Dados para a transição energética
Por fim, a Consultora Técnica Camila Ferraz, da Superintendência de Estudos Econômicos e Energéticos da EPE, participou de painel com o tema “Resultados de PD&I em Dados: inteligência para aproximar Academia, Indústria e Regulação", do qual também participaram agentes da ANP.
Na ocasião, a consultora técnica destacou que, no contexto de transição energética, dados atualizados sobre investimentos em inovação são fundamentais para decisões estratégicas no setor de energia. “A plataforma inova-e, ao longo de seus ciclos de atualização, tem contribuído para políticas públicas e para potencializar o direcionamento dos recursos de PD&I para áreas estratégicas da transição", pontuou.

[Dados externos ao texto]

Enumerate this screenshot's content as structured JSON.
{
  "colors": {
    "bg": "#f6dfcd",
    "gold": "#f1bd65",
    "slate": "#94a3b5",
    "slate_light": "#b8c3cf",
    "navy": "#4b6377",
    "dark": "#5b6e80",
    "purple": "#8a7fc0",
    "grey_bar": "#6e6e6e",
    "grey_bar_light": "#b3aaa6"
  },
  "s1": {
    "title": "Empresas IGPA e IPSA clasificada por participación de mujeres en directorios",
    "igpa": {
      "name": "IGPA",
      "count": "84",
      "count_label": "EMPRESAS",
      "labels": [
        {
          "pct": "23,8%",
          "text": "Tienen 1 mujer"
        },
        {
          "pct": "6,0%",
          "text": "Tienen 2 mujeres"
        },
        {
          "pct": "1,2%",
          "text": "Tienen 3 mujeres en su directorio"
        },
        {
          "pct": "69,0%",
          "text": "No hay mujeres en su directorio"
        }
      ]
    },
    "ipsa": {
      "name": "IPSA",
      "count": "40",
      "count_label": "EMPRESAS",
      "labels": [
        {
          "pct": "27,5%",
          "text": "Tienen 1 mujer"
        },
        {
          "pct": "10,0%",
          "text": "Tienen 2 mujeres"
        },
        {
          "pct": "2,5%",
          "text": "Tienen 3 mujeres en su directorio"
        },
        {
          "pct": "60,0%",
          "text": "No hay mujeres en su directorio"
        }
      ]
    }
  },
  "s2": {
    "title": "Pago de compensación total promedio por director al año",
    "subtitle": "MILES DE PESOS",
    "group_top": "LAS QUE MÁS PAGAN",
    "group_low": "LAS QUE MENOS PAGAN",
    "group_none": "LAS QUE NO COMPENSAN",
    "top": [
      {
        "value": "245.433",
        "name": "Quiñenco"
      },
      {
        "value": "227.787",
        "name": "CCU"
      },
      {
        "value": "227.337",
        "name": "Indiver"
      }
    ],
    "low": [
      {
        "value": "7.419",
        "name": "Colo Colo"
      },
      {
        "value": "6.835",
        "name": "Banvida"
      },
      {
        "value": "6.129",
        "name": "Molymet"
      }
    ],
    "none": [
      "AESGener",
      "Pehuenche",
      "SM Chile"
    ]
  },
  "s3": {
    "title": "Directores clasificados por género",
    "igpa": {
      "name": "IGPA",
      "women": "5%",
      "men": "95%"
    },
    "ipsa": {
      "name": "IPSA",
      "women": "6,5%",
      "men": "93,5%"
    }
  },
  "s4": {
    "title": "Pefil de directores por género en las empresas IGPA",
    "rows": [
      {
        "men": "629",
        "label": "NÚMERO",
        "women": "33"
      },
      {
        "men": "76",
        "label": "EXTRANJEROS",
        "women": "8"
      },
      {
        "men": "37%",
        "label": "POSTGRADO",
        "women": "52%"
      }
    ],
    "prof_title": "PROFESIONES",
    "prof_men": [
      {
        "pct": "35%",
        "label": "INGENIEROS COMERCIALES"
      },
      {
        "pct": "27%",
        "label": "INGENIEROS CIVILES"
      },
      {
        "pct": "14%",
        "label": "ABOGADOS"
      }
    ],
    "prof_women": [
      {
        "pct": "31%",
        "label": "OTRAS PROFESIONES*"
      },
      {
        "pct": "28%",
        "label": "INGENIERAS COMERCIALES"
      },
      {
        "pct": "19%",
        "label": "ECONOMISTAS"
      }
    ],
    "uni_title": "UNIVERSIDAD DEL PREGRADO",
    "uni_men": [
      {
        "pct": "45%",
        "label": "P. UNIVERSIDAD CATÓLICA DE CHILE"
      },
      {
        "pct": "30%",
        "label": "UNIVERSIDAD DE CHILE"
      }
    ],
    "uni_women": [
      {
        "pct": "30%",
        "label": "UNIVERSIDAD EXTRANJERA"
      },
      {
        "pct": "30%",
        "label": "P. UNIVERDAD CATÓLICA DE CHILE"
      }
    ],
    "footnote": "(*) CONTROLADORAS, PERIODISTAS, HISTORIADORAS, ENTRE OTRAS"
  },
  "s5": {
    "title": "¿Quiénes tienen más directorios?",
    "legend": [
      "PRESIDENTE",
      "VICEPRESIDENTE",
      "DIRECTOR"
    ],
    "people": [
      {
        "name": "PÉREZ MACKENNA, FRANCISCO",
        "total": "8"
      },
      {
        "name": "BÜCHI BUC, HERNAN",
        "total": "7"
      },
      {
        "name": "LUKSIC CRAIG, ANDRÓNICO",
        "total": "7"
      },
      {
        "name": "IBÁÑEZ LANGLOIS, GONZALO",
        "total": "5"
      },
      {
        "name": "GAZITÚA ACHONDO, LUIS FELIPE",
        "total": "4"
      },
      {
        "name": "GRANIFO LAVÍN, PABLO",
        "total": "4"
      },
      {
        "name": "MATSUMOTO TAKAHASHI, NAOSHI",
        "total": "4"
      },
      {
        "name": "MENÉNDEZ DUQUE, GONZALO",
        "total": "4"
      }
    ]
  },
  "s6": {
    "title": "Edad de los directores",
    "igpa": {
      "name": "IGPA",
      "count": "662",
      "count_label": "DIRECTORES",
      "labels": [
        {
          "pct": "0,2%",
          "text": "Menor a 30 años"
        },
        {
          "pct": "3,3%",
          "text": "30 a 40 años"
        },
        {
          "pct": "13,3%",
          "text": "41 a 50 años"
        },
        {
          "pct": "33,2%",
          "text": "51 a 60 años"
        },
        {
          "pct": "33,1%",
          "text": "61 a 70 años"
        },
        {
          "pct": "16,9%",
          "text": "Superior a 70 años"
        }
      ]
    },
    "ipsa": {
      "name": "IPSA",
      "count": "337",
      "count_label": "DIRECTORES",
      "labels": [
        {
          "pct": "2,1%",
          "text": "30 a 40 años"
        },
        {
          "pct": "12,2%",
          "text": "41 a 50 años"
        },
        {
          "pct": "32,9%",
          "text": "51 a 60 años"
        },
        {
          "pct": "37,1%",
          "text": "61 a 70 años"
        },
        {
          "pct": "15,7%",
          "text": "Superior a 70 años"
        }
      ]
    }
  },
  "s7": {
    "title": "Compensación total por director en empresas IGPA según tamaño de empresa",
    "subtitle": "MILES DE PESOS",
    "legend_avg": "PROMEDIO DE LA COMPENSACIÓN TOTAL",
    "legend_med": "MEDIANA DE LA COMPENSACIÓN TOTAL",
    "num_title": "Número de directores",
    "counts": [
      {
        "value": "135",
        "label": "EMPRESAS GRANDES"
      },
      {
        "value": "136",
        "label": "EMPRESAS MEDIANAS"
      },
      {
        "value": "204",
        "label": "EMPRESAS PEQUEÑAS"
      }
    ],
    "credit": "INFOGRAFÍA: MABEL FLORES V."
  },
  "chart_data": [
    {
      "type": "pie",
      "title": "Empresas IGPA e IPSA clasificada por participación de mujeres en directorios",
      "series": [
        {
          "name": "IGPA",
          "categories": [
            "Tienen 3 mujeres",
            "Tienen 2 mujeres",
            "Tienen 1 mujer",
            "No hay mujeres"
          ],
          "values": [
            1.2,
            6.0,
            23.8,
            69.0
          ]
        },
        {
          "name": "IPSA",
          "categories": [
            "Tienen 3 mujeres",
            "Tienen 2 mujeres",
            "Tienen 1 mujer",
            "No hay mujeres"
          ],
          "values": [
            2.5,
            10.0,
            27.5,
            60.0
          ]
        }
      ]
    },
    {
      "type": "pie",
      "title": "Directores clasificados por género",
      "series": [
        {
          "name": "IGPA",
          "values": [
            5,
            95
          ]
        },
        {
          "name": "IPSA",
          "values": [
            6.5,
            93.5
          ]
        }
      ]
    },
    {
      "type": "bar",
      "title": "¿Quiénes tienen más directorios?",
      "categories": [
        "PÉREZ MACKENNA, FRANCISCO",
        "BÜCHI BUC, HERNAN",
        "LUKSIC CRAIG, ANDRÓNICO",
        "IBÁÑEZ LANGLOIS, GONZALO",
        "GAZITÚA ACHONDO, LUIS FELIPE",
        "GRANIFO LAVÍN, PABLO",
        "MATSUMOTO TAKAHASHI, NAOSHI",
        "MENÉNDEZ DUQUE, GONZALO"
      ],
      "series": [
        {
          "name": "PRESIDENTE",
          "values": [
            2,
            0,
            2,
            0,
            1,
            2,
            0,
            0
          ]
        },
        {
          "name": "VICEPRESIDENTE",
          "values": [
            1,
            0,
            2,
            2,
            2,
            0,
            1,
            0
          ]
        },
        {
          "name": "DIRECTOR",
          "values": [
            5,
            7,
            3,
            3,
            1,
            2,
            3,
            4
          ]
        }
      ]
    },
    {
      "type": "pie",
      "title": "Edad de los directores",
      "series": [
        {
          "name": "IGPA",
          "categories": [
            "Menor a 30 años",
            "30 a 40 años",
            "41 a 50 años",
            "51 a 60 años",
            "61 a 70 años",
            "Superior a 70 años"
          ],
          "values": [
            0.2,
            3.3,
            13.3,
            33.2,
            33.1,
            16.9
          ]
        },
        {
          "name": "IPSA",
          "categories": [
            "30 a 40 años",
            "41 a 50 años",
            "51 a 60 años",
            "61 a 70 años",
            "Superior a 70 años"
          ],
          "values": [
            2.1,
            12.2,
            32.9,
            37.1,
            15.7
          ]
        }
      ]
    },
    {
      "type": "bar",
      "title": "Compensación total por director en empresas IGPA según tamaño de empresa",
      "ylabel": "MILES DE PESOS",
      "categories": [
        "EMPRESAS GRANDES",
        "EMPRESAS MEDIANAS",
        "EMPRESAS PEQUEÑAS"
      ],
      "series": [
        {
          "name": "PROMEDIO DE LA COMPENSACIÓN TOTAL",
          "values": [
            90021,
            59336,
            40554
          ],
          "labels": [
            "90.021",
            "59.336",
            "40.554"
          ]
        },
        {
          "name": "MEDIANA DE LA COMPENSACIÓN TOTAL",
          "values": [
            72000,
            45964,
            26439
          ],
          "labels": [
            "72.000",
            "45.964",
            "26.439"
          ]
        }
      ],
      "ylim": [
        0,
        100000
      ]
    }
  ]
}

Como exemplos de instrumentos que utilizaram dados e análises da inova-e, Camila Ferraz citou a Resolução nº 2 do Conselho Nacional de Política Energética (CNPE) e as metas estabelecidas pelo Plano de Trabalho trienal (2023–2025) do Programa Nacional do Hidrogênio (PNH2). “Desta forma, a EPE conecta estruturação dos dados, geração de conhecimento e impacto nas políticas públicas", afirmou.
“O mapeamento dos investimentos em pesquisa, desenvolvimento e inovação no setor de energia é um passo importante para se ter clareza sobre os montantes investidos nas diferentes opções tecnológicas no país, para auxiliar na elaboração de políticas públicas e para facilitar cooperações, tanto nacionais quanto internacionais, entre as instituições que fomentam inovação para a transição energética no Brasil", finalizou a consultora técnica.